Le voilà sur les panneaux publicitaires de la gare. Le voilà sur des banderoles suspendues à des lampadaires. Le voilà – enfin, pas lui, un de ses personnages – dans GialappaShow, une émission de comédie satirique dans la veine de Saturday Night Live, qui fait des sketchs mettant en scène le caniche aux cheveux roux de Sinner et sa manière méticuleusement uniforme de parler.

Et le voilà sur le terrain, époustouflant pratiquement tous ceux qui ne sont pas Carlos Alcaraz comme il l’a fait pendant la majeure partie de l’année, slalomant jusqu’aux demi-finales avec trois victoires sur trois et le bruit d’environ 12 000 fans autour de ses oreilles sur chaque point.

Il y a trois ans, malgré des éclairs de génie, Sinner avait en quelque sorte stagné dans le no man’s land du tennis.

Il y a deux ans, il était en chantier et n’a pas réussi à se qualifier pour la finale du Tour de fin de saison ici à Turin, la ville qui était censée être son terrain de jeu dans le nord de l’Italie.

Il y a un an, il avait perdu en finale contre Novak Djokovic mais l’avait battu en cours de route, faisant allusion haut et fort à ce qui pourrait arriver. Alcaraz a déclaré qu’il était le prochain numéro 1.

Cette année, il a réalisé cette prophétie : il est numéro un mondial et peut-être l’athlète le plus populaire d’Italie, un pays qui n’a plus beaucoup d’oxygène sportif une fois que le football est à bout.
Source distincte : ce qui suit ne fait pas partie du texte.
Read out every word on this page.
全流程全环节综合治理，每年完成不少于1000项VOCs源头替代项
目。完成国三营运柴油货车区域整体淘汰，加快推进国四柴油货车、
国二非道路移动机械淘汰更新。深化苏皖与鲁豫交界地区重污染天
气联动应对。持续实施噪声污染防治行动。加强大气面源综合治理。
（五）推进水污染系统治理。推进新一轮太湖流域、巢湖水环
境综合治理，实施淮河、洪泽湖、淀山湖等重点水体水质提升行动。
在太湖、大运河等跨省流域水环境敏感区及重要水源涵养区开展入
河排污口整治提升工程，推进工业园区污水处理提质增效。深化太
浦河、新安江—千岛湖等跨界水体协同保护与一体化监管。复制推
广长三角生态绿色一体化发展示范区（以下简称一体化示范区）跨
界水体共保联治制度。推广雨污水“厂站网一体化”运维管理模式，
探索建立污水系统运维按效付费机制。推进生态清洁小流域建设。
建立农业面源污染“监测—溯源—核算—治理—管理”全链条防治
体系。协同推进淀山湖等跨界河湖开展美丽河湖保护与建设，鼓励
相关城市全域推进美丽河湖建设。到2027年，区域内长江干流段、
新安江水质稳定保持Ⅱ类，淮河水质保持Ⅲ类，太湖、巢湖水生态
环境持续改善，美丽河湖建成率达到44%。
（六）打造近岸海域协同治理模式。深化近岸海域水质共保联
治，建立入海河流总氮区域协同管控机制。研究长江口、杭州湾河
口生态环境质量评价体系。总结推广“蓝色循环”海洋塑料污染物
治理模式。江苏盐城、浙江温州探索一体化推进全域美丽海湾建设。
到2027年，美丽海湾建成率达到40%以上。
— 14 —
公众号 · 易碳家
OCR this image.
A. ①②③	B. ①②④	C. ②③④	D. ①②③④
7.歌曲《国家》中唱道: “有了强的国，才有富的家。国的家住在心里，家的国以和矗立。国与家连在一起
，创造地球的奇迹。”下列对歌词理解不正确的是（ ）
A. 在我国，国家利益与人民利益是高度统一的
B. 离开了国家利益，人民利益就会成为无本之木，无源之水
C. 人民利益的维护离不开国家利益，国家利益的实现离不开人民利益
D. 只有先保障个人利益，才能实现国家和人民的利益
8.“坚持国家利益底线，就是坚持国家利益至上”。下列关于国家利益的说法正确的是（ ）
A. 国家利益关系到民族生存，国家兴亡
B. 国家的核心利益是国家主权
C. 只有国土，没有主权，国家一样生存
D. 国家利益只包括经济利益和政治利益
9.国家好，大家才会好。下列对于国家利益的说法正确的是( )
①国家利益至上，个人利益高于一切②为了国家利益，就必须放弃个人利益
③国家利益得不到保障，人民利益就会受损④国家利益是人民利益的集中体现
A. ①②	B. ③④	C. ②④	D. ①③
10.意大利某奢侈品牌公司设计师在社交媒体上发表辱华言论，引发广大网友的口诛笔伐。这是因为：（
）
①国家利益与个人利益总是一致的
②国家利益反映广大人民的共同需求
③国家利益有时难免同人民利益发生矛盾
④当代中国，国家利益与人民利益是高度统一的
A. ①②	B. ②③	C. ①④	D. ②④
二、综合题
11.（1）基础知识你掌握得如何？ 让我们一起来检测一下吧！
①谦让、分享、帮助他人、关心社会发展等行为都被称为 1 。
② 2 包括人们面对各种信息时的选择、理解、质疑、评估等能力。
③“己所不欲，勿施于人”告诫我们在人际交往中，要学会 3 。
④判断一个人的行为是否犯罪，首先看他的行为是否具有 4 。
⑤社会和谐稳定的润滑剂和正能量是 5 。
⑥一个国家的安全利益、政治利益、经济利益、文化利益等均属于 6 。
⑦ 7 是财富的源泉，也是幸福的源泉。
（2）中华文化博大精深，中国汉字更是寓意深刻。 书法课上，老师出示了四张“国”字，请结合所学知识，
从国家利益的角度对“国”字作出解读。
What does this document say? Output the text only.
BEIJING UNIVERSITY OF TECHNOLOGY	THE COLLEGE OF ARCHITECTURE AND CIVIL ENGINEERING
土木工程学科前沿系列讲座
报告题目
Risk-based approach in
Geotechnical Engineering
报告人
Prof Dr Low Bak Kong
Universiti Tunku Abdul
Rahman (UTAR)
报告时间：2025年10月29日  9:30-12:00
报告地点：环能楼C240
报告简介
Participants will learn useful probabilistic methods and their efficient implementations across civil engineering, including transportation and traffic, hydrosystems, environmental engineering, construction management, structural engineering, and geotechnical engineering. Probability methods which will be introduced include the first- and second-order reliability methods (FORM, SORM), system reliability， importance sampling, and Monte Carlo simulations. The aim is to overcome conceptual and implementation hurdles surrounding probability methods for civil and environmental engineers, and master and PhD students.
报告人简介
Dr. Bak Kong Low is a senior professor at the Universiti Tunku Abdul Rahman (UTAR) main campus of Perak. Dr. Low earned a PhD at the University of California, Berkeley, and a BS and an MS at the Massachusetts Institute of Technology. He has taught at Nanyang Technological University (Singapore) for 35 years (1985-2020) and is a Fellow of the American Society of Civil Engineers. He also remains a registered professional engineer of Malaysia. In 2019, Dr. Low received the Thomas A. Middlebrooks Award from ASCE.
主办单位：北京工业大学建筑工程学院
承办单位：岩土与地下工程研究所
« C’est différent », a déclaré Sinner mardi à propos de la compétition à domicile pour la première fois depuis près d’un an.

« Je ne prends jamais ces chances pour acquises. »


Jannik Sinner n’a pas vraiment besoin de demander plus de bruit à un public italien. (Clive Brunskill/Getty Images)

L’Italie possède un long et illustre tapis roulant de stars du football. Les personnalités majeures d’autres sports, en particulier celles qui peuvent pénétrer la conscience de personnes peu attentives au sport, sont beaucoup plus rares. Mais le pays a le moyen de se rallier puissamment à ses champions olympiques et à ses vedettes dans d’autres sports.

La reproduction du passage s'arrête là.